Quella che inizialmente appariva come una strategica ritirata industriale da parte di Amazon si starebbe rivelando, alla luce delle indagini, una vera e propria fuga provocata dalle presunte pressioni della ‘ndrangheta. Il colosso dell’e-commerce avrebbe infatti deciso di bloccare il proprio piano di investimenti nella Piana di Gioia Tauro, dove sarebbe sorto un maxi-polo logistico, dopo che i sistemi di sicurezza interni e le attività degli investigatori avrebbero fatto emergere il rischio concreto di un condizionamento da parte delle cosche locali.
A tentare di fare luce sui retroscena di questo fallito investimento è un’inchiesta della Direzione Distrettuale Antimafia di Reggio Calabria, supportata dal lavoro investigativo dei Carabinieri del Ros. Le intercettazioni ambientali e telefoniche finite agli atti rivelerebbero come la storica cosca dei Piromalli avrebbe allungato le proprie mani sul progetto prima ancora che venissero avviati i cantieri. Nelle conversazioni captate dagli inquirenti, i presunti esponenti e sodali del clan avrebbero parlato dell’arrivo del gigante statunitense non come di un’opportunità di sviluppo, bensì come di una torta finanziaria da spartire capillarmente. La strategia della cupola ‘ndranghetista avrebbe mirato a colonizzare l’intera filiera dell’insediamento, a partire dal presunto controllo dei subappalti per il movimento terra e per la fornitura dei materiali edili. Le mire dei boss si sarebbero estese poi alla gestione della logistica e del trasporto su gomma, fino ad arrivare al tentativo di condizionare i flussi di personale, con l’intento di gestire le assunzioni per trasformare i posti di lavoro in moneta di scambio per accrescere il proprio consenso sociale sul territorio.

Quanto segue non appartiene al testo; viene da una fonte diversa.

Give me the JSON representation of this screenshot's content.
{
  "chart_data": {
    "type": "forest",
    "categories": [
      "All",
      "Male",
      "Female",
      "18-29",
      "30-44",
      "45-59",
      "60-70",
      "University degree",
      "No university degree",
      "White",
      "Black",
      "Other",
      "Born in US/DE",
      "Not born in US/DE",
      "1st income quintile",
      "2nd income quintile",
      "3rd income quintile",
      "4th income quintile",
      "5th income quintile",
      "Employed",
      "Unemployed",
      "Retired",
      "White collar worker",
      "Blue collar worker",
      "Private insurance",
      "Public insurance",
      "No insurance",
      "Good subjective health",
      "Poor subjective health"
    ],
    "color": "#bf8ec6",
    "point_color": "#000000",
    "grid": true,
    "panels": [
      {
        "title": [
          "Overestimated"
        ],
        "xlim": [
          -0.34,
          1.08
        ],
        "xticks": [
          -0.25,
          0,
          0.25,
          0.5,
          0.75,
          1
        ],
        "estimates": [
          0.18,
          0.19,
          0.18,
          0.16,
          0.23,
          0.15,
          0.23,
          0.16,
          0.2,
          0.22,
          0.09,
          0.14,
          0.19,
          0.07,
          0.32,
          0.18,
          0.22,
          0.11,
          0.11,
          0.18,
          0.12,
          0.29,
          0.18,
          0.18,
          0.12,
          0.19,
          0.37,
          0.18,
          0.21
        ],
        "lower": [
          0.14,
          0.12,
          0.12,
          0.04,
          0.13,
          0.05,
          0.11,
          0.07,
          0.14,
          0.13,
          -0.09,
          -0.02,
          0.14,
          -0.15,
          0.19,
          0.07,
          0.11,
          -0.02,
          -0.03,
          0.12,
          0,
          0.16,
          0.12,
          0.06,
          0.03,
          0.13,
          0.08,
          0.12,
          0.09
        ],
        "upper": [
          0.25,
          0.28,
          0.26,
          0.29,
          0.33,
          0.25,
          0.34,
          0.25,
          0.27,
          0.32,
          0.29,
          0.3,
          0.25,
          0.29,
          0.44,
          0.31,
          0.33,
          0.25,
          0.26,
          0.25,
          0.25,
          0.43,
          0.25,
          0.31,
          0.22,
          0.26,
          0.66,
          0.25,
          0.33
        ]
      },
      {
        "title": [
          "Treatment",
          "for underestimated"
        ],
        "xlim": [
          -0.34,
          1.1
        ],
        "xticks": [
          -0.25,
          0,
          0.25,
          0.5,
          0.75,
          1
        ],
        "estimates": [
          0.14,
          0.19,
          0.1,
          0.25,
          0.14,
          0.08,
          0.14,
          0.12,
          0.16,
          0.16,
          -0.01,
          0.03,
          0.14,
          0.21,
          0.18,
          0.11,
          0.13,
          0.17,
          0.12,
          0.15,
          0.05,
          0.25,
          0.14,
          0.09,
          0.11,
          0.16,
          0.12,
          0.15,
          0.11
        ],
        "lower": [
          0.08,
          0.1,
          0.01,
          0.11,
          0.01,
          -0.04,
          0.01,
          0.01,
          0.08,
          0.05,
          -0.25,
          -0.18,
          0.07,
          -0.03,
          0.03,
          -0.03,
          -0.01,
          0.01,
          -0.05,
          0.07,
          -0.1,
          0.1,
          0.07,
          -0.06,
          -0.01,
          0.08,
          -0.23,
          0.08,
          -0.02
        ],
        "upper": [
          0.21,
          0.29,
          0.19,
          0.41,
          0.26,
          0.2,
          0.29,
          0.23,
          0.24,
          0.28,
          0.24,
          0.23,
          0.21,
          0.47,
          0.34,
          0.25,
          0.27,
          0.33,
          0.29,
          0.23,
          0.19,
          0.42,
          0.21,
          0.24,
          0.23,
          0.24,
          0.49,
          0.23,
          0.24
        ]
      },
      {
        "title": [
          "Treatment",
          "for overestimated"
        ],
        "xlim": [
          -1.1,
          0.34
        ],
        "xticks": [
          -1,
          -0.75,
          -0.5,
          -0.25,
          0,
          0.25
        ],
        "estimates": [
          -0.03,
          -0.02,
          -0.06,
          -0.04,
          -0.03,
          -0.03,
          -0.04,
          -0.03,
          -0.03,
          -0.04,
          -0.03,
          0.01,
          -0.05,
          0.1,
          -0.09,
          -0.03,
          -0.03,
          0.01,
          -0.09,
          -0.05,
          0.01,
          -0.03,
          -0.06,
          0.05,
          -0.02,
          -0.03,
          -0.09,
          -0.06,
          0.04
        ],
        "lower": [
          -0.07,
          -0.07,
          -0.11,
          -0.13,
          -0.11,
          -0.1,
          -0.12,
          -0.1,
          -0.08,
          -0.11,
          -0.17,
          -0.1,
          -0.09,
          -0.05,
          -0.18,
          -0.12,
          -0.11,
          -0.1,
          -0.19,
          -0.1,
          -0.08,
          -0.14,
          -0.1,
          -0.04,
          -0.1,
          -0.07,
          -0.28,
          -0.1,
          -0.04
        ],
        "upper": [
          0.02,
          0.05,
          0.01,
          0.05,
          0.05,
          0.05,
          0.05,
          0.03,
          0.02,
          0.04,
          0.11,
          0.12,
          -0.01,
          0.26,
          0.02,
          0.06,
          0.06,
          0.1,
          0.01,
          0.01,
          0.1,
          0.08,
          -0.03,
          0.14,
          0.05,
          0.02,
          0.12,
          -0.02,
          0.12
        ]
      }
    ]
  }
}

La decisione di Amazon ha immediatamente innescato una dura reazione politica e sindacale. I sindacati Cgil e Filt Calabria hanno espresso profonda preoccupazione per quello che considerano un durissimo colpo all’economia legale, una ritirata che rischia di desertificare ulteriormente l’area industriale calabrese. Attraverso una nota congiunta, le sigle sindacali hanno chiesto un incontro urgente al Presidente della Regione, Roberto Occhiuto, per comprendere quali contromisure la giunta intenda adottare per tutelare il territorio e tentare di recuperare i flussi di investimento perduti. Nel frattempo, l’appello dei rappresentanti dei lavoratori si rivolge anche al mondo delle imprese e alla società civile, esortati a fare fronte comune, mentre l’autorità giudiziaria continua a lavorare per verificare tutti i canali.